My roomate, who is an engineer, mentioned that while he was in school, an instructor commented that the twin towers of the World Trade Center would not be legal to construct here in Canada, because and our building code requires a load-bearing core, and the WTC towers’ load bearing walls were all on the exterior of the building.
Is this true?
If so, wouldn’t such a structure be unsafe in less extreme circumstances than have transpired? (Like an earthquake?)
It’s true such a design would be poor in a seismic zone, such as Los Angeles. However, NY has mild tremors, at worst - and they’re relatively rare. The code fits the expected conditions of the area.

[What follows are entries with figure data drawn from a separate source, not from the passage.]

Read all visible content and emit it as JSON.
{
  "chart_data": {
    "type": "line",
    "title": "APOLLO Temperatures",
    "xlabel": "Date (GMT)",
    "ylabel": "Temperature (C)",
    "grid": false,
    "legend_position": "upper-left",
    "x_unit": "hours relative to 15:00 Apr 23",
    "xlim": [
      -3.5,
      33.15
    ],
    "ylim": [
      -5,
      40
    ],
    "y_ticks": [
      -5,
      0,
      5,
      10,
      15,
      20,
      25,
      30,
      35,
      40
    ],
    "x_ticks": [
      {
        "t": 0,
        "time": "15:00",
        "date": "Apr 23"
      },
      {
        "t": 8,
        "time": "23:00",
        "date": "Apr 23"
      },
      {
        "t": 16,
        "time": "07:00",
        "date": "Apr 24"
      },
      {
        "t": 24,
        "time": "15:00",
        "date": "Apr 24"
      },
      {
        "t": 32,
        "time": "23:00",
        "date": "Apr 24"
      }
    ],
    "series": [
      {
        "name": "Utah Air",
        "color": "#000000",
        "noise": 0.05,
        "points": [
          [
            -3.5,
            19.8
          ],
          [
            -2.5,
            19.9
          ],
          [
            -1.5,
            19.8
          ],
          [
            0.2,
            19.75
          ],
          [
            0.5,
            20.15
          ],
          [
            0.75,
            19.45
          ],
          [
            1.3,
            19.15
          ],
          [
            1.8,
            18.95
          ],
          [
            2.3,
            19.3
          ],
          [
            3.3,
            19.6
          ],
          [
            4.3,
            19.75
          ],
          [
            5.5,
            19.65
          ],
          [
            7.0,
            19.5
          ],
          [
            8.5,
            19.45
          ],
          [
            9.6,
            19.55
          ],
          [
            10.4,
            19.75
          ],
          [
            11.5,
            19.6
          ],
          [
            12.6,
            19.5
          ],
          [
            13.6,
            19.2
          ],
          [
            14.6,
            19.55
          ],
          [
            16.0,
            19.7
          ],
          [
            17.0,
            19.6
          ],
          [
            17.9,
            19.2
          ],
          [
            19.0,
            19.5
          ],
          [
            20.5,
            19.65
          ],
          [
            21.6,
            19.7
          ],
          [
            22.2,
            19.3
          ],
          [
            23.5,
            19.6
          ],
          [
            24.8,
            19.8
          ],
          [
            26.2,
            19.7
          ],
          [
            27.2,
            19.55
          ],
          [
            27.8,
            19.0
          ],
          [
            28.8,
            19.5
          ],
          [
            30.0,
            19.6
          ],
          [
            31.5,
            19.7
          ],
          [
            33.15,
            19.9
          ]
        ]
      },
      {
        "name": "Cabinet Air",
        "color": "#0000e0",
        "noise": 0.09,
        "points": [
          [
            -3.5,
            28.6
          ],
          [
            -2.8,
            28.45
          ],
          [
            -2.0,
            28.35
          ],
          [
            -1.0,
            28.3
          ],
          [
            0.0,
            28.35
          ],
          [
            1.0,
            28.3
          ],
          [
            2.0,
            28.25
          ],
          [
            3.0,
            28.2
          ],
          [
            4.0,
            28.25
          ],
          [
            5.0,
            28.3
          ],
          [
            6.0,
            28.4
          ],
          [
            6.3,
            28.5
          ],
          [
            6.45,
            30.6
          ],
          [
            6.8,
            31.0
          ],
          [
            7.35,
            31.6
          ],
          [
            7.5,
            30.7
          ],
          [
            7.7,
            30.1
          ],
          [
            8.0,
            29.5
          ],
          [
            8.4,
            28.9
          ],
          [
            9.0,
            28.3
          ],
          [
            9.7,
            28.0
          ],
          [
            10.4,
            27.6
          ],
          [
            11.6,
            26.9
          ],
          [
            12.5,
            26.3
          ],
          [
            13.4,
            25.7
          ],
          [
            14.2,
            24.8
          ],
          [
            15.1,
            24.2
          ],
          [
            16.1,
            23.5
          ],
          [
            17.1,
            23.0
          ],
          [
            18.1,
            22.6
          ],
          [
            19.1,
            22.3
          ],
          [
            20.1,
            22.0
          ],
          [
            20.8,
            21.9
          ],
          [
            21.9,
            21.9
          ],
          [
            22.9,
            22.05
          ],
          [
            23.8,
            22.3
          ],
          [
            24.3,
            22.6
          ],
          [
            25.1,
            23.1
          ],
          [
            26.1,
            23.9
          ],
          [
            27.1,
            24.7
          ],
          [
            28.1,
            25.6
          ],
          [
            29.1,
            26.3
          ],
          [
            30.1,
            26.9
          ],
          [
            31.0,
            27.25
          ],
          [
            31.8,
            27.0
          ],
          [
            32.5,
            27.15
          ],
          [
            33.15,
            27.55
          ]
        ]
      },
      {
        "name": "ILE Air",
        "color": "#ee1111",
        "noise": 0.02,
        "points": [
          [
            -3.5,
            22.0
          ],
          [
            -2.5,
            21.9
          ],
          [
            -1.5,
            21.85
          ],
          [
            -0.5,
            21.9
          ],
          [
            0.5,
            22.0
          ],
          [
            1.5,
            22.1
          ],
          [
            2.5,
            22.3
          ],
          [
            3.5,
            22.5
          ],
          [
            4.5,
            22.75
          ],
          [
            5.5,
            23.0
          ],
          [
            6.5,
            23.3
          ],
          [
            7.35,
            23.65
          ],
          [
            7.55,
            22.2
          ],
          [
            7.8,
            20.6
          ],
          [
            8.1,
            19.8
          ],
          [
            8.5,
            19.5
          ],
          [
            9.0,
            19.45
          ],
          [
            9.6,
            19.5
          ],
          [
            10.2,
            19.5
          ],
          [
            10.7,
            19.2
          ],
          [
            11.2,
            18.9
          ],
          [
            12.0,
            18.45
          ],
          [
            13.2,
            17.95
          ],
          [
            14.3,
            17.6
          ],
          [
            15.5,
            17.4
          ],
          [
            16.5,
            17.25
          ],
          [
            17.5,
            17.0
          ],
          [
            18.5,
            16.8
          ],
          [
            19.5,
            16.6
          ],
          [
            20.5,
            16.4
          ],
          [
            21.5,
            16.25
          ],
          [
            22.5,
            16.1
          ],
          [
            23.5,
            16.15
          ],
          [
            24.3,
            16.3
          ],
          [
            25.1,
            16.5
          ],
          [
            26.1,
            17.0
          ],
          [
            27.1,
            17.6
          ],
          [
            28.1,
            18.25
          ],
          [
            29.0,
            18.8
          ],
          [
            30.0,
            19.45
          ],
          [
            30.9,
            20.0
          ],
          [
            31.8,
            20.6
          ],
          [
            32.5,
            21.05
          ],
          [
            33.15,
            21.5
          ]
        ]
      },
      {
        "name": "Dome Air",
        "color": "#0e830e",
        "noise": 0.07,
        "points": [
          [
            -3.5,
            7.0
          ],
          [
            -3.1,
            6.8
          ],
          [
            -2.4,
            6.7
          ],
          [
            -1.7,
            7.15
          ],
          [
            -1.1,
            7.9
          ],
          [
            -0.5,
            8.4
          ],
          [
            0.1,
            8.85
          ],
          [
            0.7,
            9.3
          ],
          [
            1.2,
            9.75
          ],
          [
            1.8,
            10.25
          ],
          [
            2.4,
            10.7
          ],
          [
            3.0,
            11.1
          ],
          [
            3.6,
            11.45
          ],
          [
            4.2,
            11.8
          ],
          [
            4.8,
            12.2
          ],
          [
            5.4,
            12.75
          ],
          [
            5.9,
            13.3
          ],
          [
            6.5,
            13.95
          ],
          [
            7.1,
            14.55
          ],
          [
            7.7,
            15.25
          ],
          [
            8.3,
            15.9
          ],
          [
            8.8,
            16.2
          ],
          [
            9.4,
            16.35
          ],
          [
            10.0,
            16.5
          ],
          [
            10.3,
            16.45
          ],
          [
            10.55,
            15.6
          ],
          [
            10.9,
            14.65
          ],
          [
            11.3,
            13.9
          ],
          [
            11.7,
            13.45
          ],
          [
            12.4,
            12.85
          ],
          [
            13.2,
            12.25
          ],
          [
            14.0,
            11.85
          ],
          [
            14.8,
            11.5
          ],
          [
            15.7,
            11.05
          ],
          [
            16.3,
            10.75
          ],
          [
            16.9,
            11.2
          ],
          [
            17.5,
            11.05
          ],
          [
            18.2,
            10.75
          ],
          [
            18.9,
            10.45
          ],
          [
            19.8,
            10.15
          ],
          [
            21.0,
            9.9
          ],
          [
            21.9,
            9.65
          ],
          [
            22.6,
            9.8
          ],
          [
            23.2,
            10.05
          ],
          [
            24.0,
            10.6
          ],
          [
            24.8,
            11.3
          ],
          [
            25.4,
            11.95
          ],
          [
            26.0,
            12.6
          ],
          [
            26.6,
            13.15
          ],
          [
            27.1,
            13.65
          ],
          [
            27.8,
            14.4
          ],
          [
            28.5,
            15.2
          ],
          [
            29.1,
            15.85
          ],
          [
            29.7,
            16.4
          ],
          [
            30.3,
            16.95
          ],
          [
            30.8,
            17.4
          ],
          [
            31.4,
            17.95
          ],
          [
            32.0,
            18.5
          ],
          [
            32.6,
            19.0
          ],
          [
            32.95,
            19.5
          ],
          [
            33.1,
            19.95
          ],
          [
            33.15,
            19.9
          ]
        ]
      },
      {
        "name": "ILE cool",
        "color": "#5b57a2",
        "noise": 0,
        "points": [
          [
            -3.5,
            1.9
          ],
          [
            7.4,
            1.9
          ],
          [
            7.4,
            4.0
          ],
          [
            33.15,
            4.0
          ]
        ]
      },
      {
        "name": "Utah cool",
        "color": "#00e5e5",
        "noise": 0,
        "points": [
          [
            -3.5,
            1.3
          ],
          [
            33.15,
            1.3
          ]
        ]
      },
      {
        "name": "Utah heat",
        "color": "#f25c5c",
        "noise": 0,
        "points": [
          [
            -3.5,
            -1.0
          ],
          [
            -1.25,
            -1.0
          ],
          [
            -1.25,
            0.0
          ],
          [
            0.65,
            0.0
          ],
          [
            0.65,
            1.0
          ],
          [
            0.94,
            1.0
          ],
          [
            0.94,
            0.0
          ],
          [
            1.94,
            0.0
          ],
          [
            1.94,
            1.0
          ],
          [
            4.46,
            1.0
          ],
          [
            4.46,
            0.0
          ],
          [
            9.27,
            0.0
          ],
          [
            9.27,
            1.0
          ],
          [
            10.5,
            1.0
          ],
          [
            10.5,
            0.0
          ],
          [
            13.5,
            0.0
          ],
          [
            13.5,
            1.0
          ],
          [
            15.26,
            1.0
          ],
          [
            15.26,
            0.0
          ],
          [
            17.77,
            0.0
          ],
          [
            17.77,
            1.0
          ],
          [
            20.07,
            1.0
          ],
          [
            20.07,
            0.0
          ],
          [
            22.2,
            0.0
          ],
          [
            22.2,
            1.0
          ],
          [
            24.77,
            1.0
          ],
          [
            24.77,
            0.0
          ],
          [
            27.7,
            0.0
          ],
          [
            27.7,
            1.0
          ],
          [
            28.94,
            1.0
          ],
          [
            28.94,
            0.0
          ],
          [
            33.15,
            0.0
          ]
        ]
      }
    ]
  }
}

The load-bearing walls would explain the collapse like a house of cards - looking quite like an implosion.
IANAE(ngineer) however, the WTC was designed to withstand large shear forces from the wind. Twisting forces are what destroy most large buildings in earthquake. I was told (at a WTC tour of course) that the WTC was the building MOST likely to withstand an earthquake in New York, sincece it was already designed to withstand twisting.
The outer walls were definately load bearing. Inside the Towers there were big open floors with hardly any bearing walls.
In a nutshell, for the layman…
Twisting IS NOT shear! Wind shear is one thing creating one type of stress; a twisting action creates a different stress. It’s not so much the load, but the resulting stress from the load. These two types of stresses must always be accounted for in any design.
I is a engineer - suffered through too many STRESS classes!